Friday, April 27, 2012

Talkie Walkie


My stomach always too full, my mind always hungering for more.
Always in my green dress, hide those thighs, even if they stick to the leather seats of the car.
Out of sight, out of mind.
All kinds of crazy. All colors.
The warm wind, the grey skies, the Coromandel hills, big and green.
Breath at certain intervals, touch only certain people, eat and drink only certain things - don't want to be triggered into a binge and then the angry purge.
Don't want to feel this endless anger, this hopelessness, this desire to die.
All kinds of crazy.



I feel sad knowledge when I remember this.
My seventeenth summer.
Caught, trapped, too terrified to come up for air -
but longing for something out of reach,
watching the light on the water above me,
and I'm not myself,
swimming away,
relieved to be leaving that version of me behind.

The car rides, the pain of the hunger in the early hours of the morning.
Gnawing nausea, deprivation, the sinking feeling.
What is that feeling?
Staring up through the window, the clear sky lightening, and the dark leaving me with a moon so full and bright, my fluids are pulled inexorably towards it.
I am levitated, eyes open and closed and captivated, in prayer.
Get me away, keep me safe.
I don't really know what I was praying for.



 I had been in love, not the previous summer but the one before, with an unassuming gentleman. I think I startled him more than anything. My full female body, my youthful immature mind. I don't think he knew what to think.
Possibly he found it funny, or flattering. A little inappropriate.
Now, two summers later, I found myself walking in the long, wet grass while he set up his stall beside my parents', again and again at the same summer fairs.
I didn't feel much for him anymore, but the template of him was lodged somewhere deep inside me.
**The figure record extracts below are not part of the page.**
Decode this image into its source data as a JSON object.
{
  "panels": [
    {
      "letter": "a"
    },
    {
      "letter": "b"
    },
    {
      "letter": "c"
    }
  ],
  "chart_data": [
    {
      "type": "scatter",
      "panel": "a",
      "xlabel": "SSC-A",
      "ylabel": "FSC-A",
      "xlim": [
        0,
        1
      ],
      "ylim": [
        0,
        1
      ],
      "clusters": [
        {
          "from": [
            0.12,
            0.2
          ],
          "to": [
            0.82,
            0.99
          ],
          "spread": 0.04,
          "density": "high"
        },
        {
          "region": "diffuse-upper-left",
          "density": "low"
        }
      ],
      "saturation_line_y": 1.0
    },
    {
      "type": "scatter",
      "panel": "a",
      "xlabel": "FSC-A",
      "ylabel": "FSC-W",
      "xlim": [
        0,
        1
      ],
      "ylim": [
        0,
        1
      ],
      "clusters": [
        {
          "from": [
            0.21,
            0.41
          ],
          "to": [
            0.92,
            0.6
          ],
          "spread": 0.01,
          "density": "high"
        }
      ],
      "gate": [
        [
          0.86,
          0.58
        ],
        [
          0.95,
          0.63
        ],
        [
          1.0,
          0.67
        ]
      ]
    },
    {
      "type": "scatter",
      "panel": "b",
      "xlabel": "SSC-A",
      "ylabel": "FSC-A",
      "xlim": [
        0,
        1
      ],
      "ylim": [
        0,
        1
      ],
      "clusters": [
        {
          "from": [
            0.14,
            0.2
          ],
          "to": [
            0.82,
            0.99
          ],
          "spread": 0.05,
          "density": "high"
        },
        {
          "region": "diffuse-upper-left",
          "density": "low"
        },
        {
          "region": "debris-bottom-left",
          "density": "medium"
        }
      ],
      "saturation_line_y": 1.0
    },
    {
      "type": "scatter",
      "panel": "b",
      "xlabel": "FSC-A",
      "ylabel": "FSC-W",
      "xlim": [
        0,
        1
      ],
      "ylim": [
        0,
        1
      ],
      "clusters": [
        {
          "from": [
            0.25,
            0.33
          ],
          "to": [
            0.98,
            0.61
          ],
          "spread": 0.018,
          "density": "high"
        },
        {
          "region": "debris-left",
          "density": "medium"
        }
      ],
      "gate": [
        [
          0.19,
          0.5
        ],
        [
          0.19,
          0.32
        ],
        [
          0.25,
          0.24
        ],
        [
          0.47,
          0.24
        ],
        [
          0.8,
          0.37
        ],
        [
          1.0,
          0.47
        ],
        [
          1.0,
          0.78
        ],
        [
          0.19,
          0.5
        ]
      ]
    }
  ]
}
And now, and now... here...
A man of him, the shadow of his face in this face.
I shudder at my reaction, to him.
Harder to breathe, harder to stay still, the light a little too bright.
My body confused, my mind angry.
Who is he? How dare he come back to haunt me now!
In broad daylight.
Why is he interested in someone like me? I both want and don't want him to look me full in the face and smile.
I both want him and don't want him.



The harrowing weight of this.
Telling my husband, because I need to be entirely honest.
My husband nods, a mystery.
He is calm, and sad, and sits and waits till the tide of catastrophizing and attraction ebbs away.
What else is he to do?
What else am I to do?
Sit on my hands, and just accept that these things happen.
My therapist said that this would happen.
I would be pursued, I would be tempted.
But I have a choice.
And in my deepest, most beaten and broken of hearts,
I know that my love for husband is huge, compact, real and unbelievable.
A visitation from my past will be just that, a visit - brief - and then the veneer of this person and this situation will peel away.
And I will see this with such clarity that I will draw a sharp intake of breath, and then let go of the pain.



I hope.
As I swim away from her again, the old me, left floating in the waters.
I circled her once, twice.
I let her have some peace, let her sink to the bottom, in her green dress, with her long hair.
I swim away, and instead of tearing my chest open in an attempt to rid my body of the men of my past, I let my body absorb them, and release them in exhale when I reach the surface.

I feel sad knowledge when I accept this.
An attractive person that represents so much more than just attraction.
A knot in my stomach that will loosen with the passing of time.
And a breath for patience, a tightening grip on my husband's hand as he smiles at me, understanding.
And just this. Remembering. This. 


Air are Nicolas Godin and Jean-Benoit Dunckel. This french duo stole my sisters heart the summer that I just wrote about, and I would hear these strange, subtle melodies through the thin walls of our home.
These songs threaded together the long car rides around New Zealand that summer, ticking down the minutes of my life, stifling my breath from festivals to fair grounds.
I can't listen to this music without thinking of that time of my life.
These soothing sounds help me to remember that all things come to pass, even the tough times.
These soothing sounds now make me smile, and lull my screaming brainwaves to a calmer level.
I hope that you enjoy these sounds, these songs, this music.
I hope that you might possibly understand what I wrote today.